Disadvantages of Dask
- Dask is not SQL – it doesn’t optimize complex queries.
- It is not as fast as MPI – communication overhead is worse.
- Dask targets Python and associated languages.
- Sometimes you don’t even need parallelism.
- The API is similar to Pandas and NumPy. However, some of the functions are missing, and to bypass the functionality relevant part of the code that needs to be modified.
Enough theory; let’s take a look at a real-life example
For my research, I decided to implement a Monte Carlo simulation for finance applications, as it is highly parallelizable, and used very frequently in the world of finance.
What is a Monte Carlo simulation?
The Monte Carlo model allows researchers to run multiple trials and define all potential outcomes of an event or investment. Together, they create a probability distribution or risk assessment for a given investment or event.
A Monte Carlo analysis is a multivariate modelling technique. All multivariate models can be thought of as complex “what if?” scenarios. Research analysts use them to forecast investment outcomes, to understand the possibilities surrounding their investment exposures, and to better mitigate risks.
So, I started with a solution in NumPy. It works, but I got into troubles very quickly. Some products are complex (containing many sub-products) and the forecasting interval is more than 10 years. The resulting dataset can grow to more than 20 GB, and the computation is slow.

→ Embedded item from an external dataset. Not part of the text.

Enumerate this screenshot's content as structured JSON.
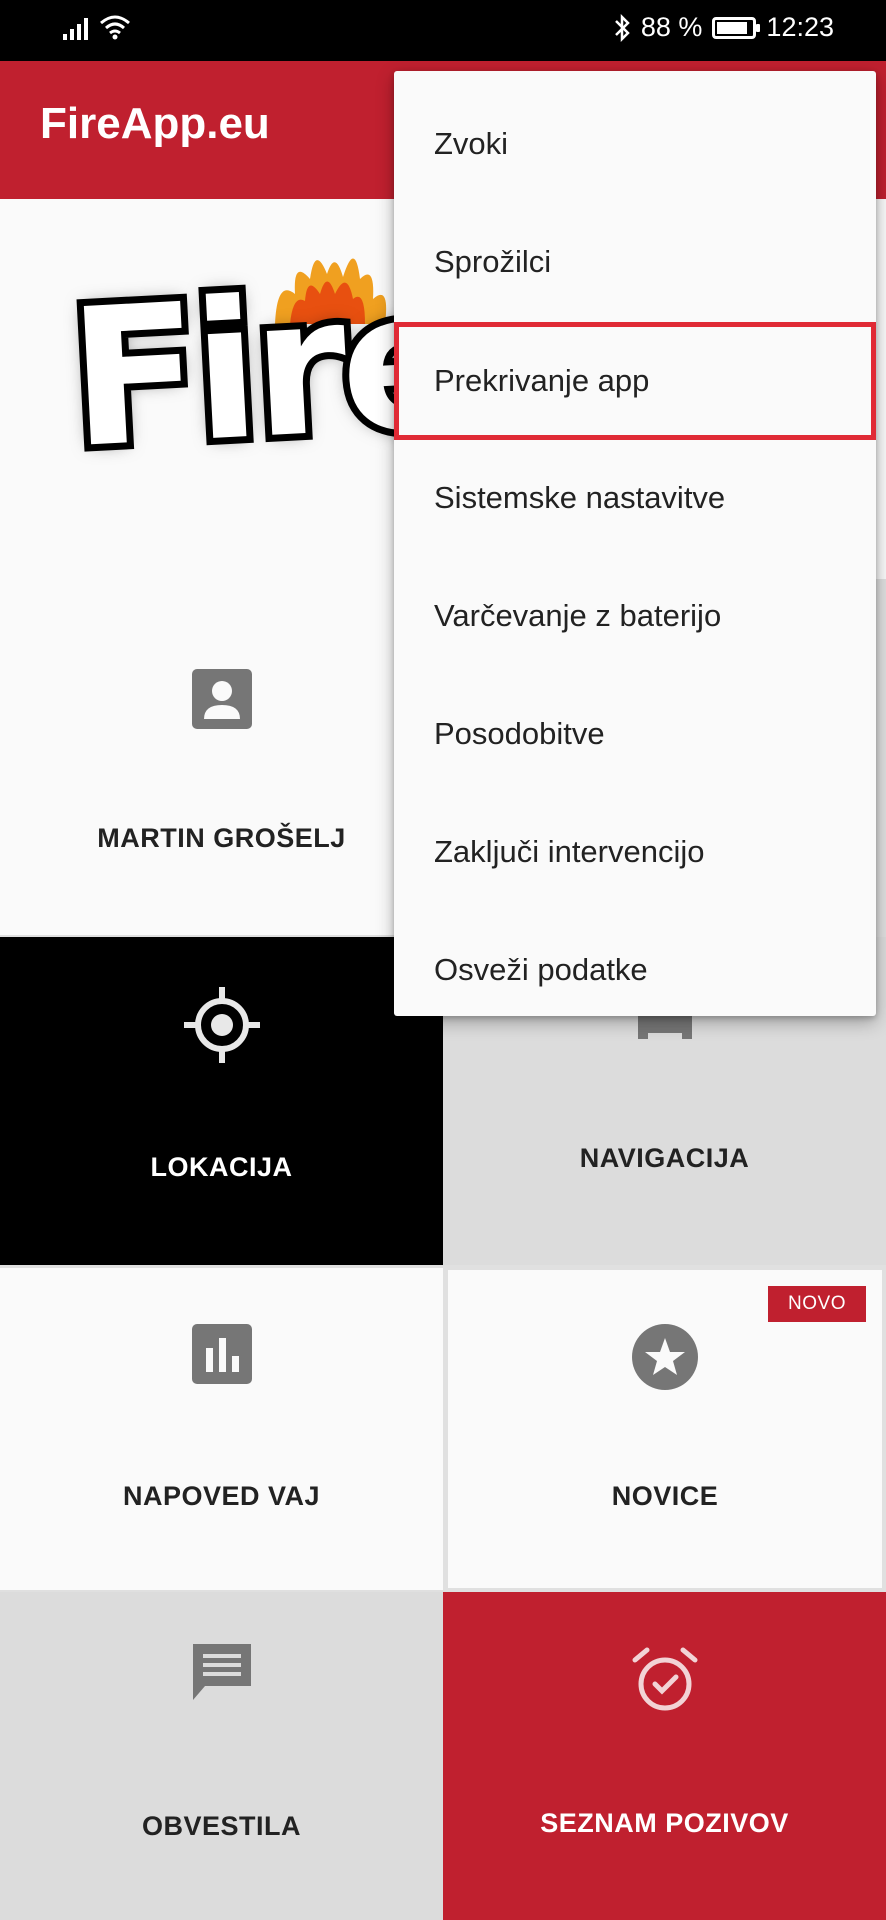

- First I tried a Local Dask implementation using all 8 cores of my machine. As the computation is more CPU bound, I achieved the best results with multiprocessing. I had to run multiple experiments to find the optimal number of chunks.
- Then I went to set up a cluster. Using Kubernetes and Google Cloud, I was able to set it up in less than 10 minutes.
The following graph shows the results of parallelization using Dask.
As you can see, Local Dask with multiprocessing gives good enough results, but it has to be noted that the clustered version used only 3 nodes with a standard computer, which was enabled in my subscription program. If I had set up a larger cluster with more performant machines, I would have achieved even better results.
Dask is a very promising technology backed by a large company. It simplifies the parallelization of existing Python-based Data science workflows. The developer team behind Dask is currently working on supporting GPU-based computation and parallelization, and the integration of just-in-time compilation library Numba.